Sono trascorsi quindici anni dalla morte – precoce – di Giuni Russo. Una delle voci più belle della musica italiana. E’ notizia di questi giorni che il comune di Catania le abbia dedicato uno slargo a pochi metri dal lungomare. Fa sorridere, forse con una punta d’amarezza, che a pensarci sia stata Catania e non Palermo, la città natale della cantante. Che nel 2012, per la verità, le aveva intitolato un crocevia a due passi da via Principe di Scalea, provocando le ire dell’associazione “Giuni Russo Arte” e della compagna di una vita Maria Antonietta Sisini: era poco rispettoso. Così l’amministrazione Orlando fu costretta a fare un passo indietro e cancellare il nome dalla segnaletica.

Giuni se n’è andata al termine di una lunga battaglia con la malattia, che però non ne le aveva impedito di portare avanti il suo lavoro fino in fondo. L’ultima partecipazione al Festival di Sanremo, con “Morirò d’amore”, risale al 2003 (si classificò al settimo posto, ma fu premiata per il miglior arrangiamento). Aveva già perso i capelli, ma non c’era alcun motivo di nascondere le calvizie. La Russo, resa celebre da alcuni tormentoni come “Un’estate al mare” (scritta con Franco Battiato) e “Alghero”, è stata una grande interprete e una donna sempre in guerra, come l’ha definita di recente Rolling Stones: “contro l’omologazione e le major, i giudizi e la malattia. La sua energia e la sua rabbia sono stati un ciclone che non tutti potevano capire né accettare”.
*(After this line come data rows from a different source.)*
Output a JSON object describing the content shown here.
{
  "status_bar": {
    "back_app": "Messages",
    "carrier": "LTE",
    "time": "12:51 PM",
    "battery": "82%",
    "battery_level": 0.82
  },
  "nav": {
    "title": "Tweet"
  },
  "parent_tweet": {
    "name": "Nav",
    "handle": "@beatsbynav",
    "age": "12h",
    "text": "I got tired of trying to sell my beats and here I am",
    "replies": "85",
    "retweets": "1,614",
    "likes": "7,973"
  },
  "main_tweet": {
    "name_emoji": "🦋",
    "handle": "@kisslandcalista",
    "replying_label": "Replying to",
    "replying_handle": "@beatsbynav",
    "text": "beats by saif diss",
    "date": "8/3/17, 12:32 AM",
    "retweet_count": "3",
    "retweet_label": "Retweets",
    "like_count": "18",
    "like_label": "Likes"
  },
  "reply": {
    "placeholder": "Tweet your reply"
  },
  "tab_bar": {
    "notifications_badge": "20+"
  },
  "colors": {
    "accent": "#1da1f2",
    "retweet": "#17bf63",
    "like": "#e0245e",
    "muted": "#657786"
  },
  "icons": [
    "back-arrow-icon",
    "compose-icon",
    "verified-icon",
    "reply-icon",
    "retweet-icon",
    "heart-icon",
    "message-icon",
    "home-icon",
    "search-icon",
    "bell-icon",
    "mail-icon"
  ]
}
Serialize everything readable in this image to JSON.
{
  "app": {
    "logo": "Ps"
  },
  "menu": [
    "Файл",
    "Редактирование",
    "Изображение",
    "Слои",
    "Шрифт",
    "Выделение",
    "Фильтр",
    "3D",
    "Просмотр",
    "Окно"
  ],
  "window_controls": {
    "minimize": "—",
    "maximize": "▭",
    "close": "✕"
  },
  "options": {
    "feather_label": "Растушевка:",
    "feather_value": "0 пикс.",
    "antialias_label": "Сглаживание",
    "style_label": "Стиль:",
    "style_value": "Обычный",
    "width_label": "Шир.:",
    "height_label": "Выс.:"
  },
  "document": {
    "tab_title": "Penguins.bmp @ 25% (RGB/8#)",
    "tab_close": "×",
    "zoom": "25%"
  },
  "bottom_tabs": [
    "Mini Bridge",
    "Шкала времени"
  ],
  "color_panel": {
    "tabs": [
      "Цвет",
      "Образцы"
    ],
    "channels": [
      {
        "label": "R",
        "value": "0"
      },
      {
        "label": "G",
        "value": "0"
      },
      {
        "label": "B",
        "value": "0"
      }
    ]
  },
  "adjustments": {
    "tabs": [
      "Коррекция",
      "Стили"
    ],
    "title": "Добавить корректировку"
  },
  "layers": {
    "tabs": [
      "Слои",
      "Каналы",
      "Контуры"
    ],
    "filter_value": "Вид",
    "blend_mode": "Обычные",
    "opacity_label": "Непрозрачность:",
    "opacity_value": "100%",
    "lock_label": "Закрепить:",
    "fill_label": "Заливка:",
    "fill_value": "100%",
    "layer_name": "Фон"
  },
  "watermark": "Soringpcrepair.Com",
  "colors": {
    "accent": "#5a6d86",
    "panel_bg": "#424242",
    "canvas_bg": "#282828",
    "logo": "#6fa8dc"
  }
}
Le infinite capacità vocali le hanno permesso di spaziare tra più generi: dalla canzonetta estiva al pop, dal rock alla new wave. Non c’era brano che non rientrasse nelle sue corde. La sua carriera comincia dalla vittoria del Festival di Castrocaro, con “A chi” (di Fausto Leali), nel 1969. Al primo Sanremo, nel ’68, partecipa con il nome di Giusy Romeo, il diminutivo di Giuseppina Romeo (per l’anagrafe). Si trasferisce a Milano l’anno successivo, dove per 36 anni vivrà insieme alla compagna Maria Antonietta, che oggi conserva la sua infinita eredità artistica. Giuni, da qui il giudizio di Rolling Stones, ha dovuto lottare a lungo contro le case discografiche, che avrebbero voluto indirizzarla al genere commerciale, limitandone le grandi doti canore, che in “Un’estate al mare” le permisero di esprimersi sulle tonalità di un gabbiano. Con questo singolo rimase in vetta alle classifiche per otto mesi, dopo aver conquistato il Festivalbar. Oggi qualcuno se n’è ricordato. E’ già bello così.